庭に出る時だけフレームに取り付けるテント式の目隠しも(YKK AP エクステリア スタイル大賞2020年ガーデン部門ブロンズスタイル賞 採用商品:リレーリアフロントフレーム・リウッドデッキ 200/低電圧照明「VIEW UP」/ポラスガーデンヒルズ 株式会社 街並デザイン室)
植栽を取り入れて、やわらかい距離感をつくる

植物があればそこでワンクッション、柔らかく視線を受け止めてくれる自然な境界になります(YKK AP エクステリア スタイル大賞2024年ガーデン部門(庭まわり)シルバースタイル賞 採用商品:ルシアス スクリーンフェンス/積水ハウス 株式会社 神戸支店)
隣の家との目隠しでは、フェンスや塀だけでなく、植栽を組み合わせることで、自然で心地よい距離感をつくることができます。
人工物だけで境界をつくると、どうしても無機質な印象になり、隔てる印象が強くなります。
そんな時は、植物を加えることで柔らかい印象になり、自然な境界として感じられるようになります。もちろん、季節の変化を楽しんだり、庭に奥行きや立体感が生まれたり。美しい景色を作り出してくれるのも魅力です。
注意したいのが、植物の種類です。落葉樹だと冬に葉が落ちて丸見えになってしまう可能性も。落ちた葉の掃除の問題もあります。隣家との境界には、虫がつきにくい常緑樹を選んで植えましょう。

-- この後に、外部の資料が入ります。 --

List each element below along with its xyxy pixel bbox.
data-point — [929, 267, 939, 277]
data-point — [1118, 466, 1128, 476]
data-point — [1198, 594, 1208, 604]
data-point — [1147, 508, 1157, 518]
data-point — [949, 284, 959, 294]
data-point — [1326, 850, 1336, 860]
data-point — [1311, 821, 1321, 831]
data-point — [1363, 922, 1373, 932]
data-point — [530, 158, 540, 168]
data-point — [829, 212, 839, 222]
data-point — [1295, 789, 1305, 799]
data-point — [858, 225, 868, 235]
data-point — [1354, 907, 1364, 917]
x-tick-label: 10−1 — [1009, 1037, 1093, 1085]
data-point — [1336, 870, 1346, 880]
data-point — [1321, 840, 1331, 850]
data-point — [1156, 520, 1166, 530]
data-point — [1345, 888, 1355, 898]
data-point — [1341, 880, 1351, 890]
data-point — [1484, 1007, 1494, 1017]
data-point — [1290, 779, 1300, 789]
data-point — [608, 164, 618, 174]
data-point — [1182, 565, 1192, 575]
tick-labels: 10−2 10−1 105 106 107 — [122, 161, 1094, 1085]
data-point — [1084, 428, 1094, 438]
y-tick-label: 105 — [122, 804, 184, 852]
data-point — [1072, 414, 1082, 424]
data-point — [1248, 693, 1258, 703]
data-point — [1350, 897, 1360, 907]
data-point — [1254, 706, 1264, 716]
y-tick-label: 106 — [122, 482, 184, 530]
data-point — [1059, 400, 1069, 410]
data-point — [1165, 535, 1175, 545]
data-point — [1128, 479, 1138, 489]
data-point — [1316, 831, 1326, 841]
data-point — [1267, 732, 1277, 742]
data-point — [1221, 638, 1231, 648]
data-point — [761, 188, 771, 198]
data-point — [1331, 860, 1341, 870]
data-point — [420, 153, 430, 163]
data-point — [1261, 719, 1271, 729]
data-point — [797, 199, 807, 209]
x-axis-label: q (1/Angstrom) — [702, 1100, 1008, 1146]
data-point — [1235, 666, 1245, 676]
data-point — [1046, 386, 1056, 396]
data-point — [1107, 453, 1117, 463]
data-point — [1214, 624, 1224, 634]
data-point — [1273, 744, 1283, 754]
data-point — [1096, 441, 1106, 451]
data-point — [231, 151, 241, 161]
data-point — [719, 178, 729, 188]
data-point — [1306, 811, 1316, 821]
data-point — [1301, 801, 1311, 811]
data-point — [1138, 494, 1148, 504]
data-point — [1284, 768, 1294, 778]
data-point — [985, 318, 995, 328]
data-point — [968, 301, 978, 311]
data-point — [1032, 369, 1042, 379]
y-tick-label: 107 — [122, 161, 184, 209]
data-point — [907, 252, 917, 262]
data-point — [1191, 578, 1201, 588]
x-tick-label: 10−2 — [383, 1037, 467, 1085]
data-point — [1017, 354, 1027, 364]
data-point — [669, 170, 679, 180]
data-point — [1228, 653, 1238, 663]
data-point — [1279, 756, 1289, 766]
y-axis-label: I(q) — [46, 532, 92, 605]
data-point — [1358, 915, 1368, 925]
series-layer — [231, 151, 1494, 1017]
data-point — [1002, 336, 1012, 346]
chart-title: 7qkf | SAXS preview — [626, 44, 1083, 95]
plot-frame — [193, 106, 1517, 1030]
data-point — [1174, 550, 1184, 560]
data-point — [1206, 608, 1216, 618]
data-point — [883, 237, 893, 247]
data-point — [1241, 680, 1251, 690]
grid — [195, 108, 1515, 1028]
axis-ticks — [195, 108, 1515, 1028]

視線が気になる場所には目隠しフェンス+植栽との組み合わせで程よい目隠しに(YKK AP エクステリア スタイル大賞2022年分譲街並み・公共施設部門シルバースタイル賞/採用商品:リウッドデッキ200/設計施工:株式会社 ウィル) https://www.wills.co.jp/
視線の位置を考えると、高さのあるフェンスが必要になることも少なくありません。そんな場合でも、植栽と組み合わせれば、圧迫感を軽減することができます。
例えば、「閉じ過ぎず、必要な場所だけ視線を遮る」のところでご紹介した、視線が気になる高さにだけ目隠しフェンスを取り付ける場合も、抜けた足元に植栽を加えれば、自然な雰囲気になります。
植物は気になる場所にレイアウトしやすく、隠したい部分と開いておきたい部分を細かく調整できるのもメリットのひとつ。地植えでなくても大型の植木鉢やプランターを活用することもできます。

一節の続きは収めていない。